How to grow fruits, vegetables and herbs among the flowers _lowres

Advocate file photo -- Passion flower grows on an ornamental vine that is also productive, yielding passionfruit.

Would having the name “Demetria” destine a young girl to develop a deep love of growing plants? Demeter, after all, was the Greek goddess of the harvest, credited with gifting agriculture to mankind.

Demetria Christo says that the significance of her name has always been in the back of her mind and may indeed have led to her career as co-founder, with Tulane classmate Travis Cleaver, of EcoUrban Sustainable Landscaping in 2007.

“I was named for my grandmother who was from the old country, Cyprus, where growing your own food and living sustainably were old traditions,” Christo said. “I’m sure that those traditions had an influence on me, too.”

Christo will share her knowledge of sustainable gardening Saturday, Sept. 13, when she speaks to a group at Parkway Partners’ Second Saturday event about “Edible Landscaping,” the art of integrating fruits, herbs and vegetables into an ornamental garden.

The process is easier than one might think, she says.

“All it takes is a little planning and the intention of establishing a healthy ecosystem in the garden,” Christo explained. “It can mean using plants to make an edible hedge or groundcover, or planting vines that flower beautifully and also fruit.”

For a low edible hedge, Christo recommends rosemary.

“It’s virtually maintenance-free and smells so good when you brush up against it,” she said. “There’s a house on Bayou St. John that has nothing but rosemary out front, and it’s great.” On the north shore of Lake Pontchartrain, Christo advises that blueberry bushes can make a low hedge and provide color in the fall when their leaves turn red and orange. Another example is passion flower, an ornamental vine that is also productive, yielding passionfruit.

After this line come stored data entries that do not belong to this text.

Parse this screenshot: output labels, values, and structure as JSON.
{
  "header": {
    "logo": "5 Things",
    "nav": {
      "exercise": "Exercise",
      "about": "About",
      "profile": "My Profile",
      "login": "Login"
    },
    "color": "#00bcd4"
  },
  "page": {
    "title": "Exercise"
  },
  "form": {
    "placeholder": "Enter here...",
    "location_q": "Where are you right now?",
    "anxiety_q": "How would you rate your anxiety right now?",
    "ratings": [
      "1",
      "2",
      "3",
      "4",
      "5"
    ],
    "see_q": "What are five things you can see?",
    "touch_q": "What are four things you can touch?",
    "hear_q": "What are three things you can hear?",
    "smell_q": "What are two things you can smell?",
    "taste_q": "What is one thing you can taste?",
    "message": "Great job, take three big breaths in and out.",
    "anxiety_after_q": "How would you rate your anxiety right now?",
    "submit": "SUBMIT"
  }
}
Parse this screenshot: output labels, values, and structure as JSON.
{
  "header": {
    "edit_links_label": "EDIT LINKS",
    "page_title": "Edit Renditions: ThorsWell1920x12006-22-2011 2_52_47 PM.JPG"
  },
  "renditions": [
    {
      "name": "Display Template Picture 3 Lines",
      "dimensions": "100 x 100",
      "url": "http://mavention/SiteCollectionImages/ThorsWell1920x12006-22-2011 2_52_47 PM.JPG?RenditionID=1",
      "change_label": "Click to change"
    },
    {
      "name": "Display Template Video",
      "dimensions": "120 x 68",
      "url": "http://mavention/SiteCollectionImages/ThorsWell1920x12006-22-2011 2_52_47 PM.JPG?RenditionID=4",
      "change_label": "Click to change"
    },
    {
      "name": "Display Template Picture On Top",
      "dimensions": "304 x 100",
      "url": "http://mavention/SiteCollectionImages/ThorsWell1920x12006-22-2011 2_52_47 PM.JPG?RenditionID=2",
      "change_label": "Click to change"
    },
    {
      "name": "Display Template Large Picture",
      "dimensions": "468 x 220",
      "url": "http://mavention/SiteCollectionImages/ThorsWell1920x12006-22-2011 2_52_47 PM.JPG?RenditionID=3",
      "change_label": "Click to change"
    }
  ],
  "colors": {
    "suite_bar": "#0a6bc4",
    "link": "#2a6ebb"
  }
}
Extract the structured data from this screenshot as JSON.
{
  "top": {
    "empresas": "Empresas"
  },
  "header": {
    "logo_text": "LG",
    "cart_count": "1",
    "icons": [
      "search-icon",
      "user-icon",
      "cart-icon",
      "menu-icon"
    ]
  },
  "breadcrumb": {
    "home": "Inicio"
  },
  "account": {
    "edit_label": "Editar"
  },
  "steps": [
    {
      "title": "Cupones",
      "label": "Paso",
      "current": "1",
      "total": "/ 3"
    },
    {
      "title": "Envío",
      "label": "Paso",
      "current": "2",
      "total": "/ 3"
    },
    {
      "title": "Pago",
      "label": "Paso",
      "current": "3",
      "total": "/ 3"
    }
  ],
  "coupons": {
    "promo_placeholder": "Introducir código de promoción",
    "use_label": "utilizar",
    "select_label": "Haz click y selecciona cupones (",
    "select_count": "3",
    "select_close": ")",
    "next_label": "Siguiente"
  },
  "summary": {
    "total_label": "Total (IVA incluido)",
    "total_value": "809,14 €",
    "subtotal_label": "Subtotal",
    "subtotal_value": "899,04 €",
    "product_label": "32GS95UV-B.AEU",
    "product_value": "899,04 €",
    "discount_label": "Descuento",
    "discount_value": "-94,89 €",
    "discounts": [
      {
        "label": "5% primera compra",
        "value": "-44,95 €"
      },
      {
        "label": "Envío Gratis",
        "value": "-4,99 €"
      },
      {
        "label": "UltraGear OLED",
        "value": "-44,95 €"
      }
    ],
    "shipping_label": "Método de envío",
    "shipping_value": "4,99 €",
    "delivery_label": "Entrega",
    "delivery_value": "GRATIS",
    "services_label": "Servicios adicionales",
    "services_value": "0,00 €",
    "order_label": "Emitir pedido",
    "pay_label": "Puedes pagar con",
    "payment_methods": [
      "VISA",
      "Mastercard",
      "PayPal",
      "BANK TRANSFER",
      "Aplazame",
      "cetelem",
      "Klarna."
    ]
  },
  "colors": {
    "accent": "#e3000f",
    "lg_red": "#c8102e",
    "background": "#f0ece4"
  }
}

“The flowers are just amazing,” Christo said of the complex blossoms that can be white, purple or red. “I like to think of plants like the passion flower as being interactive because you can watch them as they develop and the flower buds unfold to the point at which the fruit is ready to pick. They are changing all the time.”

Christo and Cleaver specialize in creating environments in which plants, birds and beneficial insects can flourish without a great deal of maintenance.

“It all starts with the soil, and there is nothing better for that than compost,” Christo said. “We really like to encourage people to make their own because it’s much simpler to do than they think it will be and it returns nutrients to the soil.”

EcoUrban stocks 45-gallon olive barrels and sells them as composters. Unlike the round composting devices mounted on frames that are meant to be turned with a handle, Christo’s rest on the ground and are turned by rolling them.

“I like this approach a lot better that the hand-cranked ones because I find that with those, the contents eventually make them too heavy to turn. With these, you just roll them over a couple of times a month and then roll them to the bed where you want to use the compost,” she said.

Instead of making multiple trips to the compost barrel to dispose of compostable kitchen scraps every day, Christo instead puts her scraps in a paper bag in the freezer and then deposits the bag in the composting bin once a week. To ensure a good mix of brown and green vegetation in the bin, she keeps a paper grocery bag filled with leaves next to the composting bin and adds the leaves when she adds the kitchen scraps.

As easy as home composting is, Christo realizes that many gardeners may not have time or an inclination for it, so she recommends purchasing high-quality compost and soil amendments from local sources.

“Parkway Partners will have worm castings for sale the day of my talk and those are the best thing you can add to your soil,” she said.

Raised beds – at least 8 inches deep – are a must in most gardens if edible greens and vegetables are to be grown because of the heavy metals found in high concentrations in most area soils.

“Definitely get your soil tested,” she advised. “At one place we tested, the concentration of heavy metals was 3000 parts per million and the EPA recommends a max of 400 parts per million.”

Reducing the amount of maintenance required for a “productive” landscape — one which includes edibles — is every gardener’s dream, and Christo says there are ways to do it without harming the environment or disturbing its ecological balance.

“We use neem oil because it is an effective pesticide and fungicide but does not harm beneficial insects,” Christo said. “The best way to handle stubborn weeds is with mulch.”

Corrugated cardboard — without tape and uncoated — can serve as an excellent primary weed barrier before being layered with a thick blanket of pine straw. Paper grocery bags also work well.

“We pin the cardboard or bags in place with pins made for landscape cloth, then add the pine straw to cover it up,” Christo said. “We like pine straw because it’s local and doesn’t require cutting down trees like cypress mulch does.”

Christo wants the word to get out about just how easy it is to garden sustainably.

“We’re just so lucky in New Orleans to have room to garden,” she said.